Zhong Wenliang, Pan Weike, Kwok James T, Tsang Ivor W
Department of Computer Science and Engineering, Hong Kong University of Science and Technology, Hong Kong, China.
IEEE Trans Neural Netw. 2010 Oct;21(10):1564-75. doi: 10.1109/TNN.2010.2064177. Epub 2010 Aug 23.
Clustering using the Hilbert Schmidt independence criterion (CLUHSIC) is a recent clustering algorithm that maximizes the dependence between cluster labels and data observations according to the Hilbert Schmidt independence criterion (HSIC). It is unique in that structure information on the cluster outputs can be easily utilized in the clustering process. However, while the choice of the loss function is known to be very important in supervised learning with structured outputs, we will show in this paper that CLUHSIC is implicitly using the often inappropriate zero-one loss. We propose an extension called CLUHSICAL (which stands for "Clustering using HSIC and loss") which explicitly considers both the output dependency and loss function. Its optimization problem has the same form as CLUHSIC, except that its partition matrix is constructed in a different manner. Experimental results on a number of datasets with structured outputs show that CLUHSICAL often outperforms CLUHSIC in terms of both structured loss and clustering accuracy.
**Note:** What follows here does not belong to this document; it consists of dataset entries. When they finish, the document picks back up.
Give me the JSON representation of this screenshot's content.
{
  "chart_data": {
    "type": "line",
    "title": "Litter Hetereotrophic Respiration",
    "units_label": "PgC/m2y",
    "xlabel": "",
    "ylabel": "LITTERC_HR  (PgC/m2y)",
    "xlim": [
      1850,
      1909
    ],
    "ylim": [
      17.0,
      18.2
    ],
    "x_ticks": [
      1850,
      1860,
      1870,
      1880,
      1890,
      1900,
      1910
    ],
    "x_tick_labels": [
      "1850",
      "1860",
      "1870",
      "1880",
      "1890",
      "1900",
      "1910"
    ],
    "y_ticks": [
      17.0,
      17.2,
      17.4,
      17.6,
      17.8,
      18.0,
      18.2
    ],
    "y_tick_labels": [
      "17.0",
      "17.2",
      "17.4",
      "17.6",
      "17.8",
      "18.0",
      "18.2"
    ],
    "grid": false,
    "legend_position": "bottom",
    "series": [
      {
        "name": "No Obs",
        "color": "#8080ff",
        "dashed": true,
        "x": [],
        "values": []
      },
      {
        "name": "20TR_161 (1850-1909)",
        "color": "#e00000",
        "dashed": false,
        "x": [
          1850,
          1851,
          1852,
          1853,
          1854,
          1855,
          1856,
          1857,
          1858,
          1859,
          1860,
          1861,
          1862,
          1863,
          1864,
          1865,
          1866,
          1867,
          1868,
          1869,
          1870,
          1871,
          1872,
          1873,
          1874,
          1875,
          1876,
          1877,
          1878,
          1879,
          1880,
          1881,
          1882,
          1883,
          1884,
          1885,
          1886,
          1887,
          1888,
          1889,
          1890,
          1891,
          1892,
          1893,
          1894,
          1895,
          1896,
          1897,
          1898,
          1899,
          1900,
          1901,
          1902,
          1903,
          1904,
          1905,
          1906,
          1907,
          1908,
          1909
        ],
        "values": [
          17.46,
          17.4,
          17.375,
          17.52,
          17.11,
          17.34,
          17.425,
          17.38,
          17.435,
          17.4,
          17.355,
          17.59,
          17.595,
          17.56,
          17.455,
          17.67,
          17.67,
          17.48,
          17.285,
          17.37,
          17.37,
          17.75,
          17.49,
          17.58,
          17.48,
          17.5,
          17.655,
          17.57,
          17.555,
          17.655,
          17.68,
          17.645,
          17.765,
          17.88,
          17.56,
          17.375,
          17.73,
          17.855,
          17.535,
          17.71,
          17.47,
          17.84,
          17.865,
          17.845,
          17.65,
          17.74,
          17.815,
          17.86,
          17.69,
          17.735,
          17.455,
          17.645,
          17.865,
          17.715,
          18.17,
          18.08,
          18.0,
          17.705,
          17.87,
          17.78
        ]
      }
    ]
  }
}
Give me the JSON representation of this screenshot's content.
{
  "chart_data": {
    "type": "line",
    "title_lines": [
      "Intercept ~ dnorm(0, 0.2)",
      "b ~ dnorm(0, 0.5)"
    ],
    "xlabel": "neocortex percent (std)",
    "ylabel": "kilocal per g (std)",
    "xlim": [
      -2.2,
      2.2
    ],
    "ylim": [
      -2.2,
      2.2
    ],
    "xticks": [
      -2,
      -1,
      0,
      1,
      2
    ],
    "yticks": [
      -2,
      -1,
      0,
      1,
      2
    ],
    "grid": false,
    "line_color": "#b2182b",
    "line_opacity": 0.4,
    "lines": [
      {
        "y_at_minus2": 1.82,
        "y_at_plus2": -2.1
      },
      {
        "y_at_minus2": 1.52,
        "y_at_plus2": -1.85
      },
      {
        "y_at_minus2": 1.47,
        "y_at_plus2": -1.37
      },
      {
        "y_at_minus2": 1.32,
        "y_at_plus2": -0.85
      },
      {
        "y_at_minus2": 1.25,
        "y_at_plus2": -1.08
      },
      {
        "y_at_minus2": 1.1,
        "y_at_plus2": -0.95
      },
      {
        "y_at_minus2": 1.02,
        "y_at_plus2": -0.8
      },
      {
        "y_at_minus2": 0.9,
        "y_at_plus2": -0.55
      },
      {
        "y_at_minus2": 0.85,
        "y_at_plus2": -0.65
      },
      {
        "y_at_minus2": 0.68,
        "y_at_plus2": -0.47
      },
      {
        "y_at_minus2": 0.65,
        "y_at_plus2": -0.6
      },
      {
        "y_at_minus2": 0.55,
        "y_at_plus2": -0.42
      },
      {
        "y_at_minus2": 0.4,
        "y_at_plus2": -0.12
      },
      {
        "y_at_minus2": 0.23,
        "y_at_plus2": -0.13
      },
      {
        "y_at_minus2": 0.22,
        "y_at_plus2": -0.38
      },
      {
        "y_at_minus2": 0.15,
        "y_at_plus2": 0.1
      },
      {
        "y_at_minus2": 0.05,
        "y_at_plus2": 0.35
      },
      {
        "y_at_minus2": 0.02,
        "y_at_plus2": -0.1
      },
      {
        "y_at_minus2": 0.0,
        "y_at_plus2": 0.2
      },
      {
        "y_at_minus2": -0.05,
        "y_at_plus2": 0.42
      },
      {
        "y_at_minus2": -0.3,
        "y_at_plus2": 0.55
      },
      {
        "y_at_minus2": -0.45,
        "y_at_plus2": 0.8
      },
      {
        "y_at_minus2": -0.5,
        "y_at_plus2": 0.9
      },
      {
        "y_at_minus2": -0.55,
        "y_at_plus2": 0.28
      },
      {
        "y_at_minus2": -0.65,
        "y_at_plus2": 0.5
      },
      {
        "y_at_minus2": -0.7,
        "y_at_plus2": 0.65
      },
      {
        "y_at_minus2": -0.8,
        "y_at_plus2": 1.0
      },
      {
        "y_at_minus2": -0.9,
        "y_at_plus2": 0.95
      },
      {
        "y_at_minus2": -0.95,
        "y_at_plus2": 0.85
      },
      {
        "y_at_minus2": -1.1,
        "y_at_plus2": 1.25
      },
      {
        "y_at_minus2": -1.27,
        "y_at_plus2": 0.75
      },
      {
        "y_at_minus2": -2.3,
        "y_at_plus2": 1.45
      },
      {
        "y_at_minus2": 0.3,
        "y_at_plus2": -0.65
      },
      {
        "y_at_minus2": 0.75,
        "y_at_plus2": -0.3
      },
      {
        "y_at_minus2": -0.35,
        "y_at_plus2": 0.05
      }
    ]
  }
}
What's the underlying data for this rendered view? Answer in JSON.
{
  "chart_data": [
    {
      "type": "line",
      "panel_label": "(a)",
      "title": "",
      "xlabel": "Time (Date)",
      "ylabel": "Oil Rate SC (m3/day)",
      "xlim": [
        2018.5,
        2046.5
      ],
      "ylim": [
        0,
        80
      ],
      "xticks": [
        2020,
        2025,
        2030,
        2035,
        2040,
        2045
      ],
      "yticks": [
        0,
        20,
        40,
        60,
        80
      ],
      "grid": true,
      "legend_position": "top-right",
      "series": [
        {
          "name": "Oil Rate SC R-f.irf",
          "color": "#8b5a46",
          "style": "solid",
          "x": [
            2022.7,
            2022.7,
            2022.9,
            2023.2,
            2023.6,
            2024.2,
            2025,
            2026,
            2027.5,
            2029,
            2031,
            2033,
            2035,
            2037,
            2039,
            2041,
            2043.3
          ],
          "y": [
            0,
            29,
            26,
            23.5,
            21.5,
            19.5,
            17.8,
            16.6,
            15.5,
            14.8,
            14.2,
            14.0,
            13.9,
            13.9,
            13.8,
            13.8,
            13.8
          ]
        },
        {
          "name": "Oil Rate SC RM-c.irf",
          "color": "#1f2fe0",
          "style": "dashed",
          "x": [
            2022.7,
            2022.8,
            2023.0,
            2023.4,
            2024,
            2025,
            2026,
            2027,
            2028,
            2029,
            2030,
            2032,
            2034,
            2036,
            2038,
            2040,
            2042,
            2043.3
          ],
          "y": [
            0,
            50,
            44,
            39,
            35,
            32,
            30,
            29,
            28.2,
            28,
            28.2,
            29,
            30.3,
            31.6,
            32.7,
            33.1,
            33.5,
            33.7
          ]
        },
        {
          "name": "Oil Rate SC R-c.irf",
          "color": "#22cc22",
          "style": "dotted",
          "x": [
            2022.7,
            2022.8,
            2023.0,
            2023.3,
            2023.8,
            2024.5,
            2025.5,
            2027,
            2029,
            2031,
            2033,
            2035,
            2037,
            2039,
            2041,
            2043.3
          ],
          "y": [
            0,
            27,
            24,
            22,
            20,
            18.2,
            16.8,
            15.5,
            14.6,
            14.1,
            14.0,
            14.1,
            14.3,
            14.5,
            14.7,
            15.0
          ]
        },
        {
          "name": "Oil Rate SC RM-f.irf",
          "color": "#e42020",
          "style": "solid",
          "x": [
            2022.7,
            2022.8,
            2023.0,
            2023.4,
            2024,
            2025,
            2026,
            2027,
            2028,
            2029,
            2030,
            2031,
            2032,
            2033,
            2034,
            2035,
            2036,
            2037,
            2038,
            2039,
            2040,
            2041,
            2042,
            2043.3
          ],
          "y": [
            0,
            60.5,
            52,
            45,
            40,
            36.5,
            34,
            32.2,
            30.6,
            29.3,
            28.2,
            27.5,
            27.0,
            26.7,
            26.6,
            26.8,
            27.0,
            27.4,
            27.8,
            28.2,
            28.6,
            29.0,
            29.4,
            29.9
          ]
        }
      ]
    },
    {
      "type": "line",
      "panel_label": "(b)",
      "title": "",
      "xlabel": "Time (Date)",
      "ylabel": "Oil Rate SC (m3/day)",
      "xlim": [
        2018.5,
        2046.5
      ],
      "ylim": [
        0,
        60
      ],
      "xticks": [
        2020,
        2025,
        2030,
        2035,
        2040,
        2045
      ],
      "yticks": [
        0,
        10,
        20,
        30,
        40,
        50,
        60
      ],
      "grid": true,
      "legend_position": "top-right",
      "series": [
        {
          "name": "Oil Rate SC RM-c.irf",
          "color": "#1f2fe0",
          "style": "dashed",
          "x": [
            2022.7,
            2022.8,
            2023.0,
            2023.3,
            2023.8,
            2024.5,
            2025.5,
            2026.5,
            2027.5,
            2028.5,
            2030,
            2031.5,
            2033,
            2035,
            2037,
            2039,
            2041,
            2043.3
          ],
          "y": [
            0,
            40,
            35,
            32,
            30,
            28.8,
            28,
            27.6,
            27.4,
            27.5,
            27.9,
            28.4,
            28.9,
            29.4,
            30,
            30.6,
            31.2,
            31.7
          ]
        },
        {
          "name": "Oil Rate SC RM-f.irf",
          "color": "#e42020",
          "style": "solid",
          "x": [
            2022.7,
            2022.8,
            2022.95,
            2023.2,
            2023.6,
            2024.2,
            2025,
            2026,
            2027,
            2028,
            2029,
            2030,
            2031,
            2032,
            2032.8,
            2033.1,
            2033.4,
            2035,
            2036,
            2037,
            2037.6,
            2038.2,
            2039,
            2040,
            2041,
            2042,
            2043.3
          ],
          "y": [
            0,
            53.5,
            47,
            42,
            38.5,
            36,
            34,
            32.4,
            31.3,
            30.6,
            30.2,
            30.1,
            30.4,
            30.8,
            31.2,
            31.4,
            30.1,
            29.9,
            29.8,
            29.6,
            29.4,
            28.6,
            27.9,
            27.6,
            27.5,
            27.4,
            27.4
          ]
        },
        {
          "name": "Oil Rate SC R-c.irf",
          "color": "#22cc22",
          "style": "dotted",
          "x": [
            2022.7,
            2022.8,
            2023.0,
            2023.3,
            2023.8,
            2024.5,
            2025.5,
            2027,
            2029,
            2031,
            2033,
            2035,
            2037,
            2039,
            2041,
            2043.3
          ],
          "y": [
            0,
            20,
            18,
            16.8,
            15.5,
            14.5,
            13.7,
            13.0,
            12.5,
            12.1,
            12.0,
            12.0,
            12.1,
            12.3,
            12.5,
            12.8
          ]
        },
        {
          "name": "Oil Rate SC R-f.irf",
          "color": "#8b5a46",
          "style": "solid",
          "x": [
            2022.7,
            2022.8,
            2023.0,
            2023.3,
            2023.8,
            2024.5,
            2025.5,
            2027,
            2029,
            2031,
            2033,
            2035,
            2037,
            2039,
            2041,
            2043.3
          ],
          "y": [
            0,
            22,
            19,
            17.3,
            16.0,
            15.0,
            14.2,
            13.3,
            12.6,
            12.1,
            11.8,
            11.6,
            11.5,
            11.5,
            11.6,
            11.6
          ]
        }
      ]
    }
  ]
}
使用希尔伯特-施密特独立性准则的聚类算法(CLUHSIC)是一种最新的聚类算法,它根据希尔伯特-施密特独立性准则(HSIC)使聚类标签与数据观测值之间的依赖性最大化。其独特之处在于聚类输出的结构信息能够在聚类过程中轻松得到利用。然而,虽然在具有结构化输出的监督学习中损失函数的选择被认为非常重要,但我们将在本文中表明,CLUHSIC隐含地使用了通常不合适的零一损失。我们提出了一种名为CLUHSICAL(代表“使用HSIC和损失的聚类”)的扩展算法,它明确地同时考虑了输出依赖性和损失函数。其优化问题与CLUHSIC具有相同的形式,只是其划分矩阵的构建方式不同。在多个具有结构化输出的数据集上的实验结果表明,CLUHSICAL在结构化损失和聚类准确性方面通常都优于CLUHSIC。